We also want to point out that Dr. Gasbarre’s comments address statements made in both Bovine Veterinarian’s article and our brochure. For clarity, the opening statement that Dr. Gasbarre takes exception to (“Today’s antiparasitic drugs generally remain effective against cattle parasites in the United States…”) is the opening statement of Bovine Veterinarian’s article, not our brochure. In fact, like Dr. Gasbarre, we also take exception to this statement, and our brochure clearly states that resistance to antiparasitic drugs is emerging in the United States.

Finally, we agree with Dr. Gasbarre’s closing statements, “We need to make sure that producers are using sustainable parasite control programs.
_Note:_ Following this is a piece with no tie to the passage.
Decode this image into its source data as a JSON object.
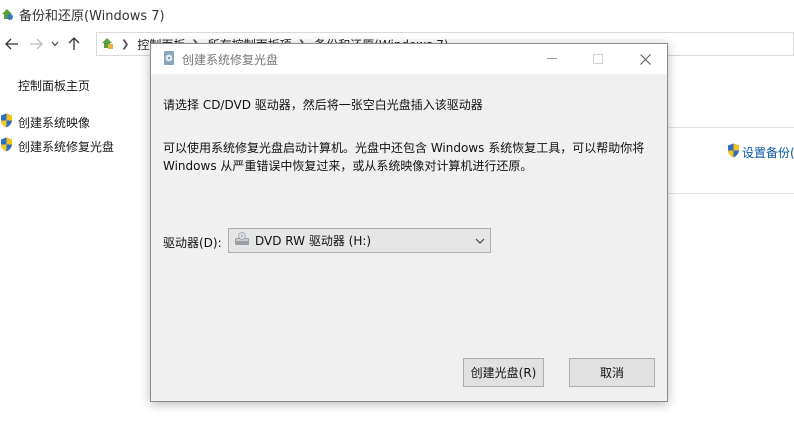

This requires the use of the right classes of drugs at the right times, and proper pasture management again done at the right time.” He gets at the crux of sustainable antiparasitic drug use that we are promoting in our Antiparasitic Resistance Management Strategy (ARMS).

Our goals in publishing the brochure were twofold: (1) to make veterinarians more aware of the problem of antiparasitic resistance in cattle and small ruminants in the United States; and (2) to provide veterinarians with a starting point for managing antiparasitic resistance by using appropriate antiparasitic drug therapy along with good management practices.

We realize antiparasitic resistance is a complex topic and encourage further dialogue between bovine practitioners, producers, members of academia, and FDA.”